Bantuan kepada masyarakat miskin ini diberikan dalam bentuk dana yang dapat dimanfaatkan untuk berbagai kegiatan yang diusulkan masyarakat dan dalam bentuk pendampingan teknis yang diperlukan dalam pelaksanaan kegiatan tersebut. Dana bantuan P2KP merupakan dana hibah dan pinjaman yang disalurkan kepada Kelompok-kelompok Swadaya (KSM) secara langsung dengan sepengetahuan Penanggung Jawab Operasional Kegiatan (PJOK) yang ditunjuk, dan sepengetahuan warga masyarakat setempat melalui kelembagaan masyarakat yang dibentuk. Dana bantuan tersebut dapat dimanfaatkan sebagai modal usaha produktif, pelatihan treknis dan manajerial, pembangunan prasarana dan sarana dasar lingkungan, dan bantuan sosial kemanusiaan.

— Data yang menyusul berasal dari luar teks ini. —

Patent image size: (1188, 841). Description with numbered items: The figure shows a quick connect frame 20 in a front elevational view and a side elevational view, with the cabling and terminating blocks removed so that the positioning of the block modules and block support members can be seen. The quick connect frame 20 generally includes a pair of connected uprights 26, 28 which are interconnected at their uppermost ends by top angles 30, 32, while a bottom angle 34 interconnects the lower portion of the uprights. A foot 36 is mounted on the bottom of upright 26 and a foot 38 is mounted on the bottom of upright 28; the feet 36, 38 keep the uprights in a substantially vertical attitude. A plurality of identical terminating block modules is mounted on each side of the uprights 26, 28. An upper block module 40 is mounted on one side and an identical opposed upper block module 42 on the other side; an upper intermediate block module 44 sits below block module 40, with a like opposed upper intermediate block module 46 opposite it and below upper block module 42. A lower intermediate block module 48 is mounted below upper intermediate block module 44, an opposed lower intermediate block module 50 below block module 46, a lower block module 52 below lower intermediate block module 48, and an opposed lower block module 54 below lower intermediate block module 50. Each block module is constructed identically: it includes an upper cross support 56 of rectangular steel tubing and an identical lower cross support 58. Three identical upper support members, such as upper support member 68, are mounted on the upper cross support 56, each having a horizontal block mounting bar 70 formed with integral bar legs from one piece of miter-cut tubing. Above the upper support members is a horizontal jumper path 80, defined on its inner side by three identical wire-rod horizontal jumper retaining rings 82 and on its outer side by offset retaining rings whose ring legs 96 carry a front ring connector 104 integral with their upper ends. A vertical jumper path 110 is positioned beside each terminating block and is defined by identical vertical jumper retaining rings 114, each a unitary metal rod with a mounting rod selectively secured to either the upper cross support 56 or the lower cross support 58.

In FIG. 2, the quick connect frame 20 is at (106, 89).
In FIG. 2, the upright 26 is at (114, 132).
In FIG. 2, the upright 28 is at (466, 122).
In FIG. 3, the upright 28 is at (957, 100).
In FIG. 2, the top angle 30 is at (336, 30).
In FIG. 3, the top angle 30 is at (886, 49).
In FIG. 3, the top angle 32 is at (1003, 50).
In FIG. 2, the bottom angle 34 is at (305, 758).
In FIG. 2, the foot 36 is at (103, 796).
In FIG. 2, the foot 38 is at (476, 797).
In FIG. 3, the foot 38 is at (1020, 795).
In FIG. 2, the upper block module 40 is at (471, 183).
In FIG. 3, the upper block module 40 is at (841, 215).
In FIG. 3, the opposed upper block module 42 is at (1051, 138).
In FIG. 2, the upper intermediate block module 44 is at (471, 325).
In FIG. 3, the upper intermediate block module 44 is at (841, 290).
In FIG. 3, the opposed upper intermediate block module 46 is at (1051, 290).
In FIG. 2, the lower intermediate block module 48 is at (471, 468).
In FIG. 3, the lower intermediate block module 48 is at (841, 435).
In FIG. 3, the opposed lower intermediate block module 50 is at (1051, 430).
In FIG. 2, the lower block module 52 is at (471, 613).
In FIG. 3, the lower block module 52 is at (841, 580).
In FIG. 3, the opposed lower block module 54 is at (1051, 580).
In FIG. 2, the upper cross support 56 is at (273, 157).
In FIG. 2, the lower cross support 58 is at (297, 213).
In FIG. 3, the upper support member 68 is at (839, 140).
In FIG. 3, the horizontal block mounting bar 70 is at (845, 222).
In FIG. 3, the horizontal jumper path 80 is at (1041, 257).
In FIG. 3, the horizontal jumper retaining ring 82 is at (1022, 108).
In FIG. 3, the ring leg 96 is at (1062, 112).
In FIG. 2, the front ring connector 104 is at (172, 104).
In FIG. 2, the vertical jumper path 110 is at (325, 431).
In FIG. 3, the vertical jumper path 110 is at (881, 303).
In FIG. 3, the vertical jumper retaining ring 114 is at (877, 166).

Penggunaan dana maupun perkembangan dari alokasi dana BLM P2KP, baik untuk pelatihan, prasarana fisik maupun ekonomi produktif diharapkan dapat dimanfaatkan bagi seluruh masyarakat miskin untuk meningkatkan taraf hidupnya. Lewat bantuan tersebut, terutama untuk kegiatan bantuan ekonomi dalam bentuk pinjaman dana bergulir untuk usaha produktif, diharapkan kegiatan usaha ekonomi mikro bisa tumbuh dan berkembang dengan memanfaatkan peluang dan potensi yang ada guna membantu peningkatan kesejahteraan keluarga miskin secara berkelanjutan. Dengan bantuan pinjaman modal bergulir itu pula, diharapkan dapat mengubah pola pikir masyarakat yang mandiri dengan membangun dan mengorganisir diri atas dasar ikatan pemersatu dan kepercayaan bersama.